For some, the bonds represent the birth of a new asset class, the future of the US housing market and a recovery in credit sectors which all but died during the financial crisis. For others, they look like a potential repeat of the securitisation machine which contributed to the last housing boom – complete with triple-A credit ratings, high demand from yield-hungry investors and rapid expansion.
“Invitation Homes is buying so fast,” says Mr Rosely. “They truly are purchasing and handling enormous amounts of property and the potential for explosion seems to be huge.”
The new bonds are known as “single-family rental” or “Reo-to-rental” securitisations, with “Reo” an industry term for foreclosed houses that have been repossessed by banks.
Firms including Blackstone, Colony Capital and a long list of real estate investment trusts have spent about $20bn acquiring 150,000 distressed properties, according to estimates from KbW.
Those purchases have helped push US house prices to their highest level since mid-2008, just before the worst of the crisis. Now, these big institutional buyers are looking to finance and expand their purchases by securitising their rental proceeds.
“It’s basically a way to provide leverage for the Reo-to-rental business,” says Laurie Goodman, a prominent mortgage analyst and senior fellow at the Urban Institute. “To the extent that prices have gone up and you’re no longer able to generate a sufficient cash return to attract investors, it’s necessary to employ leverage.”

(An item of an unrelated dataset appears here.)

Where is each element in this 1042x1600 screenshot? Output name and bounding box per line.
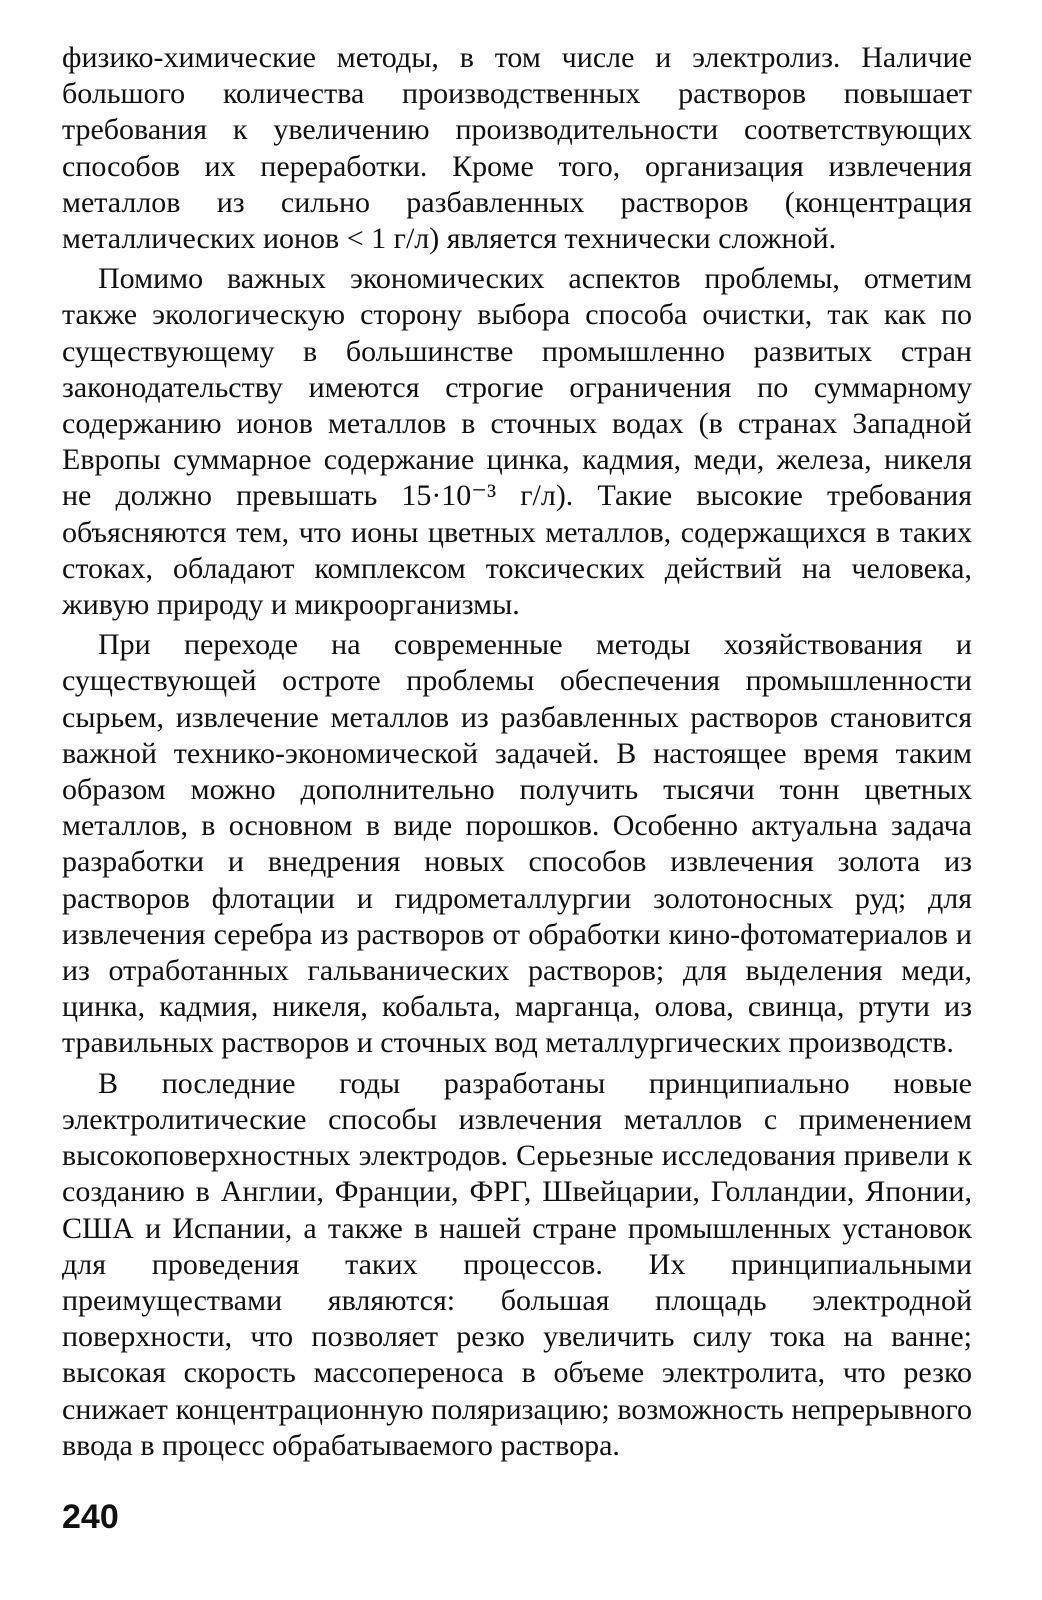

Analysts at Deutsche Bank, which helped structure the Blackstone deal, say the bonds also tap into a growing trend in the US housing market – a shift away from home ownership. Already, the rate of US home ownership has dropped from 70 per cent at the peak of the housing boom to 65 per cent, its lowest in 18 years.
“These securities could mark a revolution,” says Robert Shiller, the Nobel Prize-winning economist. “The securitisation of ownership of foreclosed homes . . . would really be a new thing.”
For months, Blackstone’s bankers struggled to secure a credit rating that would make the deal palatable to investors. Rating agencies were initially wary of evaluating the deal, given their oft-highlighted pre-crisis failure to spot risks lurking in other mortgage-backed securities.
However, those concerns seemed to have eased in recent months as Blackstone tweaked the structure of its deal. Three rating agencies – Moody’s, Morningstar and Kroll – agreed to give the most senior slice of the deal a coveted “triple A rating”.
The top rating surprised many market participants, who had speculated that the security would be lucky to get a single-A, if any ratings at all.
Moody’s has said that one of the key factors in awarding the deal its highest possible rating is Blackstone’s ability to sell the properties if tenants stop paying rent.
Other rating agencies disagree with that reasoning.
Fitch warned it may be difficult for issuers of the securitisations to liquidate their portfolios in a downturn. Others have voiced concern over the ability of financial firms to act as landlords for thousands of single-family rental properties.
Despite lingering questions over the risks of the bonds, demand at this week’s sale was strong.
Bankers sold the $279m triple-A slice of the deal for 115 basis points over Libor, indicating investors were eager to buy and that the bonds could provide a relatively efficient source of financing for Blackstone. “It means investors are clearly yield-starved,” says Ms Goodman.
The success of the sale means that many more properties like Mr Rosely’s former Palm Beach home could soon be bundled up and sold to eager investors.
“Securitised loans backed by home rentals totalling in the billions is not out of the question by this time next year,” say the analysts at Deutsche. “Indeed, barring another recession, we find it hard to imagine how a relative flood of deals won’t happen in the next year or two.”